Thank you for your encouraging comments and suggestions! We address and give relevant clarifications for each of your questions/concerns below:
1. Clarification on human-in-the-loop trajectories
We appreciate the interest in the details of the human-in-the-loop experiment!
Since models showed poor pass@1 performance on difficulties harder than bronze, we focused on bronze problems for the human-in-the-loop experiments, choosing a distribution of 13 bronze, 1 silver, and 1 gold.
(The strongest model, GPT-4, achieved 19.1% on bronze, 3.1% on silver, and only 0.16% on gold)
2. Keeping the benchmark updated
Thank you for pointing out the "time machine problem" -- the need to make benchmarks resistant to test set leakage into new models' training data.
Overall, we are optimistic that the ongoing nature of the USA Computing Olympiad contests will help make the USACO benchmark leakage-resistant by allowing us to continuously update the benchmark with new contest problems.
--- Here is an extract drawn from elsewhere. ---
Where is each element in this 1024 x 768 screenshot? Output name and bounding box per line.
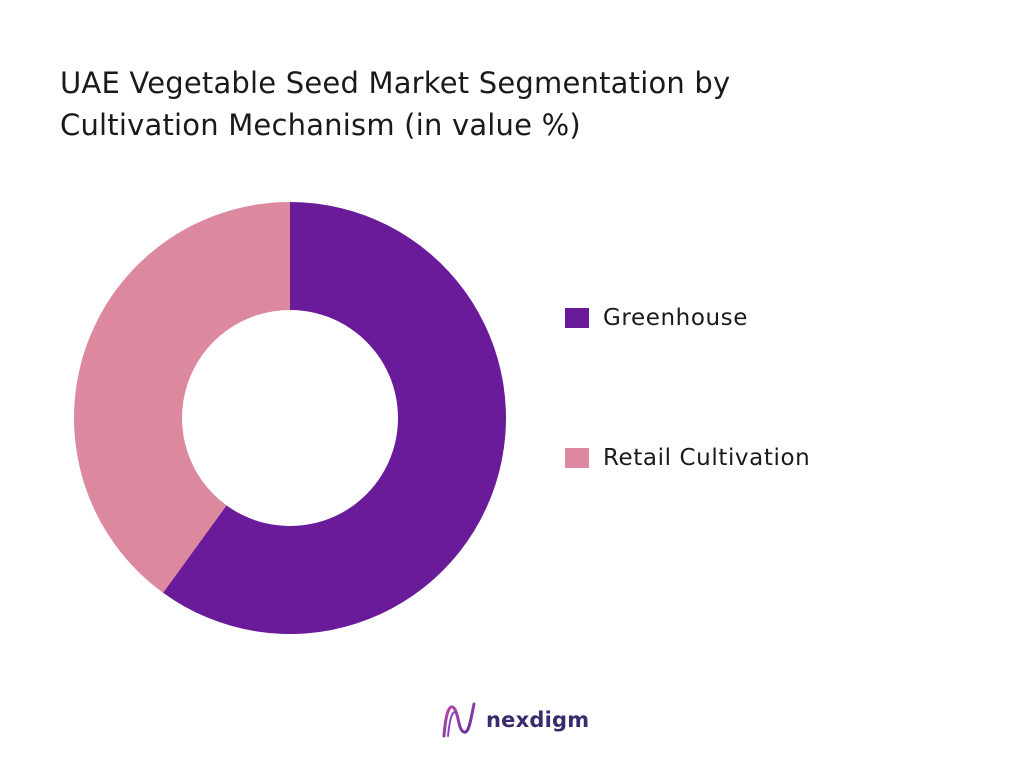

We (1) hope to release updated versions of the benchmark that include newer contest problems (2) have designed our benchmark to be easy to use in ways that both reveal and resist leakage, including standardized problem and solution formats that simplify supporting new and custom problems, as well as easy-to-use and efficient batch evaluation infrastructure that can reveal temporal effects by comparing performance on subsets of the benchmark data.
As an example of the second point, in the paragraph of Section 3.1 in the paper entitled "Temporal effects are strong," we discuss an experiment that additionally evaluates on a subset of 36 problems released after training cutoffs and find that solve rates reduce, pointing to potential contamination in current models, even while they perform poorly on the vast majority of the benchmark.
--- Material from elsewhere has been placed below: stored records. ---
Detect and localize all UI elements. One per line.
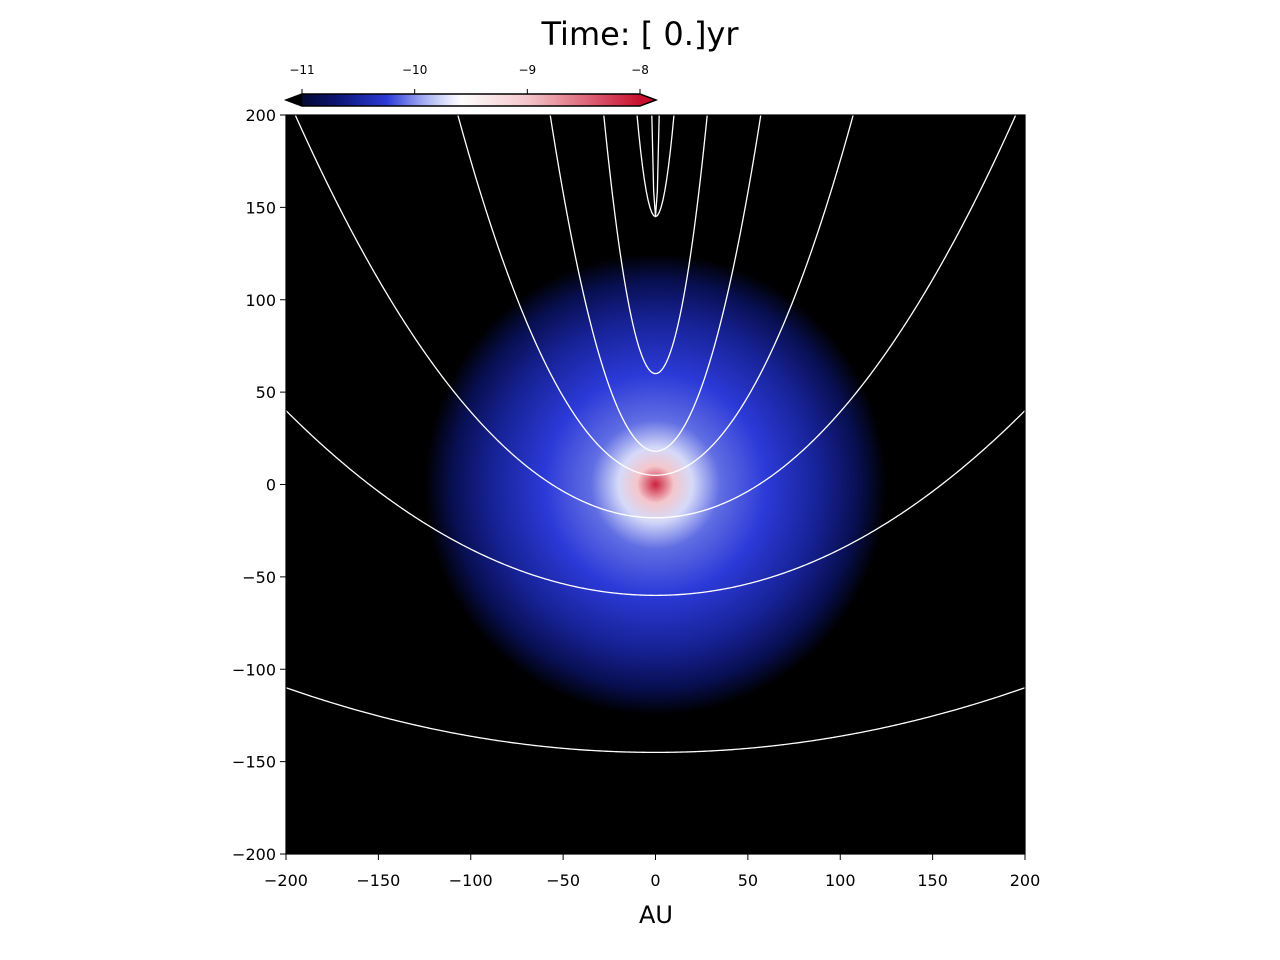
contour-line <box>603 115 708 375</box>
colorbar-tick-label: −11 <box>289 63 314 77</box>
y-tick-label: 0 <box>266 476 276 495</box>
x-tick-label: −100 <box>449 871 493 890</box>
contour-line <box>294 115 1017 519</box>
colorbar-lower-extension <box>286 94 302 106</box>
x-tick-label: 50 <box>738 871 758 890</box>
y-tick-label: 150 <box>245 198 276 217</box>
colorbar-gradient <box>302 94 640 106</box>
x-tick-label: 0 <box>650 871 660 890</box>
x-tick-label: 150 <box>917 871 948 890</box>
y-tick-label: −150 <box>232 753 276 772</box>
colorbar-upper-extension <box>640 94 656 106</box>
colorbar-tick-label: −8 <box>631 63 649 77</box>
x-axis: −200 −150 −100 −50 0 50 100 150 200 <box>264 854 1040 890</box>
y-axis: −200 −150 −100 −50 0 50 100 150 200 <box>232 106 286 864</box>
contour-line <box>286 410 1025 596</box>
chart-title: Time: [ 0.]yr <box>540 15 739 53</box>
x-tick-label: −50 <box>546 871 580 890</box>
y-tick-label: −200 <box>232 845 276 864</box>
contour-lines <box>286 115 1025 754</box>
colorbar-ticks: −11 −10 −9 −8 <box>289 63 649 94</box>
x-tick-label: 200 <box>1010 871 1041 890</box>
contour-line <box>457 115 854 476</box>
x-tick-label: −200 <box>264 871 308 890</box>
colorbar: −11 −10 −9 −8 <box>283 63 659 107</box>
y-tick-label: −50 <box>242 568 276 587</box>
plot-area <box>286 115 1025 854</box>
y-tick-label: 50 <box>256 383 276 402</box>
x-axis-label: AU <box>639 901 673 929</box>
density-field <box>424 253 887 716</box>
colorbar-tick-label: −9 <box>518 63 536 77</box>
plot-frame <box>285 114 1026 855</box>
y-tick-label: 100 <box>245 291 276 310</box>
x-tick-label: −150 <box>356 871 400 890</box>
colorbar-tick-label: −10 <box>402 63 427 77</box>
contour-line <box>651 115 660 217</box>
y-tick-label: −100 <box>232 660 276 679</box>
y-tick-label: 200 <box>245 106 276 125</box>
x-tick-label: 100 <box>825 871 856 890</box>
contour-line <box>286 687 1025 754</box>
contour-line <box>549 115 762 452</box>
Thanks for the response! Your strategy makes sense to me, I would strongly encourage maintaining an ever updating benchmark in the current world of LLMs!
This paper introduces a new, very challenging benchmark based on USA Computing Olympiad contest questions. I am recommending acceptance based largely on the fact that this seem like it is a valuable new challenge task for LLMs.
I do have on lingering concern: reviewer hDmn raised a question about evaluation. The authors reported new experiments in their response, and they claim that the experiment doesn't fundamentally alter anything. However, this seems too simple. Their new results show a significant drop in performance once they introduce a train/test split. This could indicate that different splits would yield radically different result, or that the previous results were based on too much information from the test set. We just don't know. The qualitative results were impacted, though.
I think the above concern does not warrant rejecting the paper, but I would encourage the authors to think carefully about how to use their benchmark as a reliable tool for assessment and comparison.